Laissant là leurs bagages et Loup attaché au traîneau, les trois hommes descendirent vers le lac.
A peine en avaient-ils atteint les bords que Wabi, s’étant arrêté, tressaillit. Et, montrant du doigt, à ses compagnons, la forêt qui s’étendait sur la rive opposée, il s’exclama :
« Regardez ceci ! »
A demi cachée dans les sapins, était une cabane. On pouvait se rendre compte, même à distance, qu’elle était abandonnée. La neige s’était amoncelée autour d’elle. Aucune fumée ne fusait de son toit. Pas un signe n’y annonçait la vie.
Contournant le lac, les chasseurs se dirigèrent vers cette cabane.

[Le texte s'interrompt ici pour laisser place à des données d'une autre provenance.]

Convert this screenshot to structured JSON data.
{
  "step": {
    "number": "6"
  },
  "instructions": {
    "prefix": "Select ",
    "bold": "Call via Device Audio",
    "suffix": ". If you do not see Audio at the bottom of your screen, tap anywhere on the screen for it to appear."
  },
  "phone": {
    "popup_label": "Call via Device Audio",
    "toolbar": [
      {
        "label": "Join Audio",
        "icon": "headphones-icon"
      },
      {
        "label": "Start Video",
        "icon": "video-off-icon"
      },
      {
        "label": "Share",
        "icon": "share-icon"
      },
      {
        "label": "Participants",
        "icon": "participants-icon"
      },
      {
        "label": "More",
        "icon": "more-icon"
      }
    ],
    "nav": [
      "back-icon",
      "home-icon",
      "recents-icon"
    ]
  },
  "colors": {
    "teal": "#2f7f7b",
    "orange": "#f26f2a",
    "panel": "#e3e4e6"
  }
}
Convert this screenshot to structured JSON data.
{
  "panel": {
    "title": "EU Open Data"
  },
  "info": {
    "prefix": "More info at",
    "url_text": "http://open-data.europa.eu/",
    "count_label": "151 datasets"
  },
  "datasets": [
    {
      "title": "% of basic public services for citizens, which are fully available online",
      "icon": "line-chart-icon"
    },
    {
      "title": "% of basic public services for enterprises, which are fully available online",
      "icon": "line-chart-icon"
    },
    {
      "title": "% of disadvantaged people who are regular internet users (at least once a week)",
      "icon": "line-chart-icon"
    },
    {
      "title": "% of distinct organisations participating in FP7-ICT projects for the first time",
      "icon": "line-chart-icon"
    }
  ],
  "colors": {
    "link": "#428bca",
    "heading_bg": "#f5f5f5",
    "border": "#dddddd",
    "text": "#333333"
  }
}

S’en étant prudemment approchés, ils constatèrent qu’elle était déjà ancienne. Les bûches dont elle était bâtie commençaient à s’effriter. Sur sa toiture, des arbustes, semés par le vent, avaient pris racine. Sa construction remontait, sans nul doute, à plusieurs années. La porte, qui était faite de bûches fendues par leur milieu, et qui regardait du côté du lac, était hermétiquement close. Close aussi l’unique fenêtre, qui était orientée de même et que barraient extérieurement des traverses faites avec de jeunes arbres.
Mukoki essaya d’ouvrir la porte, en pesant dessus. Mais elle résista à ses efforts. Il était évident qu’elle était, à l’intérieur, solidement verrouillée.
Il y avait là matière à s’étonner. Comment cette porte pouvait-elle avoir été ainsi bloquée par en dedans, sans qu’il y eût personne dans la cabane ?
Pendant quelques instant, les trois hommes en demeurèrent tout interloqués, prêtant vainement l’oreille.
« Voilà qui paraît étrange, n’est-ce pas ton avis, Muki ? » dit Wabi à voix basse.